We can use an R package called sqldf (SQL data frame) to write SQL code against a data frame inside the R interface:
library(sqldf)
catwinds <- sqldf("select [Category],[Sustained.Winds],cast(substr([Sustained.Winds],0,case when instr([Sustained.Winds],'-') = 0 then instr([Sustained.Winds],' ') else instr([Sustained.Winds],'-') end) AS INT) AS MinSpeed, cast(case when instr([Sustained.Winds],'-') = 0 then 999 else substr([Sustained.Winds],instr([Sustained.Winds],'-')+1,instr([Sustained.Winds],' ')-instr([Sustained.Winds],'-')) end AS INT) AS MaxSpeed from categories where [Sustained.Winds] LIKE '%mph%'")
catwinds
## Category Sustained.Winds MinSpeed MaxSpeed
## 1 1 74-95 mph 74 95
## 2 2 96-110 mph 96 110
## 3 3 111-129 mph 111 129
## 4 4 130-156 mph 130 156
## 5 5 157 mph or higher 157 999
With this new data we can assign a category to each storm in the hurricanes dataset by comparing its LF windspeed to the Min and Max windspeeds in the SSHWS category criteria.

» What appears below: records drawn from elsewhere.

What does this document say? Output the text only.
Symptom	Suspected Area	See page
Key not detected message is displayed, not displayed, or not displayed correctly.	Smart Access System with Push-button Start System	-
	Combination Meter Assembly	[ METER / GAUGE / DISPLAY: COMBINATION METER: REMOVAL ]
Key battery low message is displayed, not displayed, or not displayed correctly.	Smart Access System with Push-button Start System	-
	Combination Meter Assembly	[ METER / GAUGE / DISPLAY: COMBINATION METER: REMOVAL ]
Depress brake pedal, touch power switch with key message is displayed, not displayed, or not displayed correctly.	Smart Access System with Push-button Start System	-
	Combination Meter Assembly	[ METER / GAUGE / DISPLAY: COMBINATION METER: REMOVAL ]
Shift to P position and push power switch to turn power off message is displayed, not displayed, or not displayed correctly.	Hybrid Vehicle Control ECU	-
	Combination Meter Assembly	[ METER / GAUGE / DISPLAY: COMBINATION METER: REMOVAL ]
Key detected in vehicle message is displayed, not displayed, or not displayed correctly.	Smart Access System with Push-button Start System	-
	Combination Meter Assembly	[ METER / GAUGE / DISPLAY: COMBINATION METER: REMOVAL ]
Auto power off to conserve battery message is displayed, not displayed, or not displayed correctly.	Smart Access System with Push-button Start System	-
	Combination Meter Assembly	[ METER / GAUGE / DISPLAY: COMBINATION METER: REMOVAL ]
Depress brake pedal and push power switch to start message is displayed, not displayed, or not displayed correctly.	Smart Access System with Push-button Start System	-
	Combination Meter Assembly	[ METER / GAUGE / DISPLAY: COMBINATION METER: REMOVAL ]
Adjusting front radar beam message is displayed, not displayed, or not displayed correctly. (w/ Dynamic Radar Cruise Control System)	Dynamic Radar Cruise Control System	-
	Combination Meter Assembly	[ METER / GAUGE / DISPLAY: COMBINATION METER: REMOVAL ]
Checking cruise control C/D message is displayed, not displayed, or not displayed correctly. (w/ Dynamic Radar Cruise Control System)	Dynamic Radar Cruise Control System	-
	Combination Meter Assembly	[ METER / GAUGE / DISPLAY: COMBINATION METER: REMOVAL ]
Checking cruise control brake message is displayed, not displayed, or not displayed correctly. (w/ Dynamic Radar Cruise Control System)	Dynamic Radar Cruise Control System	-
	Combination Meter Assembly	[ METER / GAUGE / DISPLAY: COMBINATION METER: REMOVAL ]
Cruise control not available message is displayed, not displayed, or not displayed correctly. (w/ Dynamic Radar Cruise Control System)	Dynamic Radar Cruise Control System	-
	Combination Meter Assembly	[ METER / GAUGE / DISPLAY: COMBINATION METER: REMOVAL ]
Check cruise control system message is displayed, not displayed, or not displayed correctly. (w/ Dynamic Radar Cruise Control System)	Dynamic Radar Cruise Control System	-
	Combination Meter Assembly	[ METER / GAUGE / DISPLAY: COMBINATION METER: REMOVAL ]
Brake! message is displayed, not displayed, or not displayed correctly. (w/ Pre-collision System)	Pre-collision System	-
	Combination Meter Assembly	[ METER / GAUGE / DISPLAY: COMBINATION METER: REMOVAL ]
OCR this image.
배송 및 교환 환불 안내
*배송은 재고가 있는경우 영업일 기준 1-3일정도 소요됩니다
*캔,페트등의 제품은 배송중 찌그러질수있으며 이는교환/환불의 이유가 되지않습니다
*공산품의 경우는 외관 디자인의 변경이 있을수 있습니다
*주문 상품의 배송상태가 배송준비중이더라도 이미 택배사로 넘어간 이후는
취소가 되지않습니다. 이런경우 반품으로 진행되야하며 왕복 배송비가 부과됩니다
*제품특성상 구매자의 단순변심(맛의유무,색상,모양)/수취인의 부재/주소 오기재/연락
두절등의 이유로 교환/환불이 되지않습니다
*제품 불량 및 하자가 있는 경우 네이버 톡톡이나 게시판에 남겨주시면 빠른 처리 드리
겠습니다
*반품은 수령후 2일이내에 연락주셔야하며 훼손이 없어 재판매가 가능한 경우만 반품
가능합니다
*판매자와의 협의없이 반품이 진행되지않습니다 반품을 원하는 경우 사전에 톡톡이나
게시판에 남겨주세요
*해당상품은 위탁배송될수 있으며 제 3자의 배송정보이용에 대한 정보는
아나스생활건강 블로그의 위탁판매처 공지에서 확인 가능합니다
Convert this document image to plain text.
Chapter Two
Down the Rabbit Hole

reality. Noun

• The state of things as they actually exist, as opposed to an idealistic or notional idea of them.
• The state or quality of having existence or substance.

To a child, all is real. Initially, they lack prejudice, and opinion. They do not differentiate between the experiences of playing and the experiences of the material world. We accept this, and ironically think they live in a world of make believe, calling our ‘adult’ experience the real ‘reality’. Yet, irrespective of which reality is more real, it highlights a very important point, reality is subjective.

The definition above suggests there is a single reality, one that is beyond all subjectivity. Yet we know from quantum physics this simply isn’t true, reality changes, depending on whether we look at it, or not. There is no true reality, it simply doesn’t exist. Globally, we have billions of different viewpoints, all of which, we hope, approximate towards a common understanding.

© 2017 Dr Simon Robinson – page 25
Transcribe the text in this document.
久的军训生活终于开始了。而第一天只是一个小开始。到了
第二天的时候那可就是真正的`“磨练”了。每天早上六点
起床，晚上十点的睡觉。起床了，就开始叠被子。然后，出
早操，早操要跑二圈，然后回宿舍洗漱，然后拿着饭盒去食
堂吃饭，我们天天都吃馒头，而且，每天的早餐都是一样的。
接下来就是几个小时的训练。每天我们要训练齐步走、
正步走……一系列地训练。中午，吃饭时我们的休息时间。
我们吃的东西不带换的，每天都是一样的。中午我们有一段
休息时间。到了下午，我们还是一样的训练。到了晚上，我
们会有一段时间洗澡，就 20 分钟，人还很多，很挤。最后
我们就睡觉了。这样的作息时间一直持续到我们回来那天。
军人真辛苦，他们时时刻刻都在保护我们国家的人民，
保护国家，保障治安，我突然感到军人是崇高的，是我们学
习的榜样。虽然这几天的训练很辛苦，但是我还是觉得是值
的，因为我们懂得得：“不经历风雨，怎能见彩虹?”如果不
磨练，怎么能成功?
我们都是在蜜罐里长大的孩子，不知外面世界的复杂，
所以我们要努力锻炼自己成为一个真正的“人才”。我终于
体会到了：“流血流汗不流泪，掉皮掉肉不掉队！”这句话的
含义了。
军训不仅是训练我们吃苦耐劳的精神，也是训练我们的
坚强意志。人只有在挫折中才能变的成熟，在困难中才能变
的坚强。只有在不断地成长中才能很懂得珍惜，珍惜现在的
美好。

for (i in 1:nrow(hurricanes)){
hurricanes$cat[i] <- catwinds$Category[hurricanes$LF.WindsMPH[i] >= catwinds$MinSpeed & hurricanes$LF.WindsMPH[i] <= catwinds$MaxSpeed]
}
# let's see what the above script did to the hurricanes table by looking at a subset of it
hurricanescat <- sqldf("select [Name],[Year],[LF.WindsMPH], [cat] from hurricanes")
hurricanescat
## Name Year LF.WindsMPH cat
## 1 Easy 1950 120 3
## 2 King 1950 130 4
## 3 Able 1952 85 1
## 4 Barbara 1953 85 1
## 5 Florence 1953 85 1
## 6 Carol 1954 120 3
## 7 Edna 1954 120 3
## 8 Hazel 1954 145 4
## 9 Connie 1955 120 3
## 10 Diane 1955 85 1
## 11 Ione 1955 120 3
## 12 Flossy 1956 105 2
## 13 Audrey 1957 145 4
## 14 Helene 1958 120 3
## 15 Debra 1959 85 1
## 16 Gracie 1959 120 3
## 17 Donna 1960 145 4
## 18 Ethel 1960 85 1
## 19 Carla 1961 145 4
## 20 Cindy 1963 85 1
## 21 Cleo 1964 105 2
## 22 Dora 1964 105 2
## 23 Hilda 1964 120 3
## 24 Isbell 1964 105 2
## 25 Betsy 1965 120 3
## 26 Alma 1966 105 2
## 27 Inez 1966 85 1
## 28 Beulah 1967 120 3
## 29 Gladys 1968 105 2
## 30 Camille 1969 190 5
## 31 Celia 1970 120 3
## 32 Fern 1971 85 1
## 33 Edith 1971 105 2
## 34 Ginger 1971 85 1
## 35 Agnes 1972 85 1
## 36 Carmen 1974 120 3
## 37 Eloise 1975 120 3
## 38 Belle 1976 85 1
## 39 Babe 1977 85 1
## 40 Bob 1979 85 1
## 41 David 1979 105 2
## 42 Frederic 1979 120 3
## 43 Allen 1980 115 3
## 44 Alicia 1983 115 3
## 45 Diana 1984 110 2
## 46 Bob 1985 75 1
## 47 Danny 1985 90 1
## 48 Elena 1985 115 3
## 49 Gloria 1985 120 3
## 50 Juan 1985 85 1
## 51 Kate 1985 100 2
## 52 Bonnie 1986 85 1
## 53 Charley 1986 75 1
## 54 Floyd 1987 75 1
## 55 Florence 1988 80 1
## 56 Chantal 1989 80 1
## 57 Hugo 1989 140 4
## 58 Jerry 1989 85 1
## 59 Bob 1991 105 2
## 60 Andrew 1992 170 5
## 61 Emily 1993 115 3
## 62 Erin 1995 100 2
## 63 Opal 1995 115 3
## 64 Bertha 1996 105 2
## 65 Fran 1996 115 3
## 66 Danny 1997 80 1
## 67 Bonnie 1998 110 2
## 68 Earl 1998 80 1
## 69 Georges 1998 105 2
## 70 Bret 1999 115 3
## 71 Floyd 1999 105 2
## 72 Irene 1999 80 1
## 73 Lili 2002 90 1
## 74 Claudette 2003 90 1
## 75 Isabel 2003 105 2
## 76 Alex 2004 80 1
## 77 Charley 2004 150 4
## 78 Gaston 2004 75 1
## 79 Frances 2004 105 2
## 80 Ivan 2004 120 3
## 81 Jeanne 2004 120 3
## 82 Cindy 2005 75 1
## 83 Dennis 2005 120 3
## 84 Katrina 2005 125 3
## 85 Ophelia 2005 75 1
## 86 Rita 2005 115 3
## 87 Wilma 2005 120 3
## 88 Humberto 2007 90 1
## 89 Dolly 2008 85 1
## 90 Gustav 2008 105 2
## 91 Ike 2008 110 2
## 92 Irene 2011 75 1
## 93 Isaac 2012 80 1
## 94 Sandy 2012 75 1
We now have an official category strength assigned to each hurricane based on its wind speed in MPH at landfall…thanks to the sqldf package!